The Nordic countries Finland included have been seen as champions of openness in the European Union. But how transparent is their own decision-making system? The Finnish regional daily Aamulehti (23 April 2001) comments on the recommendations of the government's working group which has made all the right noises, promising openness, transparency, dialogue and speed.
In a leading article, Aamulehti points out that the working group could hardly have come up with anything less, since a law was passed in 1999 to reform the information culture. The law requires that civil servants must be active producers and distributors of information.

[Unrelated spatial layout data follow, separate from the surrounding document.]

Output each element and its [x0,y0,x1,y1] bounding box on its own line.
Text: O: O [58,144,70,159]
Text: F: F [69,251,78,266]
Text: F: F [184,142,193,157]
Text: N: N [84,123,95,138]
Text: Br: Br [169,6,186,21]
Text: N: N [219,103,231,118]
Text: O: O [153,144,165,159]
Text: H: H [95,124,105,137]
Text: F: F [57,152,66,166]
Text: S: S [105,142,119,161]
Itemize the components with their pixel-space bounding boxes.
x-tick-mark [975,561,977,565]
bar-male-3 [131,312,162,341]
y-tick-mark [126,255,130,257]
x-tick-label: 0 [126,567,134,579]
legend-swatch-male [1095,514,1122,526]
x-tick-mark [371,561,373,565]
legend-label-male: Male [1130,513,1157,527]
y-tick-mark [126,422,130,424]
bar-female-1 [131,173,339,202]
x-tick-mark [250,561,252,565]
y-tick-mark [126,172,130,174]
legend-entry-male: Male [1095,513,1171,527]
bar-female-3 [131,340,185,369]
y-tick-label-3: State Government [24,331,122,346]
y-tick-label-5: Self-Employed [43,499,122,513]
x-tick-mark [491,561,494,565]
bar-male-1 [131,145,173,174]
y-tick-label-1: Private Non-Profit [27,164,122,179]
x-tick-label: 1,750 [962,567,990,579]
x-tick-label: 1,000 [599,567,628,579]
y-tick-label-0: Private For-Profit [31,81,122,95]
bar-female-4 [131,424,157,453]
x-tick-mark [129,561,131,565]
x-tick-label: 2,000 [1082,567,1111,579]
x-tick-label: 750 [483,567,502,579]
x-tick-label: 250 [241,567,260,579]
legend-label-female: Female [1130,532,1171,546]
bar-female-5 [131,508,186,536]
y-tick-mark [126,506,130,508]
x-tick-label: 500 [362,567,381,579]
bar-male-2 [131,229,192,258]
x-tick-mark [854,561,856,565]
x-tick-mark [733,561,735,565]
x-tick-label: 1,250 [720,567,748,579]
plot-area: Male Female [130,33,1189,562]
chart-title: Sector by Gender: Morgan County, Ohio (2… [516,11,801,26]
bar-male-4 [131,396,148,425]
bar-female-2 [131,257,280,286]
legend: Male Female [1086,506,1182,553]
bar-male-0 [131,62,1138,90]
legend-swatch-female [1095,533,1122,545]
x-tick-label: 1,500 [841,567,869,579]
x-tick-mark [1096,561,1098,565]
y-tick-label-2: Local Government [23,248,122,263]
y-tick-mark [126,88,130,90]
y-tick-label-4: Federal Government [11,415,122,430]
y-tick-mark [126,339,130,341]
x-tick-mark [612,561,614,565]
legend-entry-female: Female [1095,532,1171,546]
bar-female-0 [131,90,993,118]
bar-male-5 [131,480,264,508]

"Thus it is not enough that a citizen has the right to obtain a copy of a public document. Information has become the authorities' responsibility, written in law. People can no longer be sent back and forth from one authority to another.
"When the task of information is defined as something which promotes democracy, it follows that its aim cannot be to make an authority look good or to bolster the government's popularity. A noble principle.
"Information has to be given as early as possible and web information must be developed in a way that encourages dialogue and citizens' debate."
Aamulehti points out that improving information requires money and staff.
"The annual cost to implement the proposals would be about 40 million marks. Eventually about 50 new jobs should be created in the state sector. The bulk of these would have to do with internet information and improving information in Swedish. The increase in jobs would be around 10 per cent.
"More difficult than investing money, is changing the information culture in practice. All cultural changes are slow and difficult to create by commands. Personal characteristics, too, have a great influence on attitudes.
"That's quite a challenge for civil servants and politicians."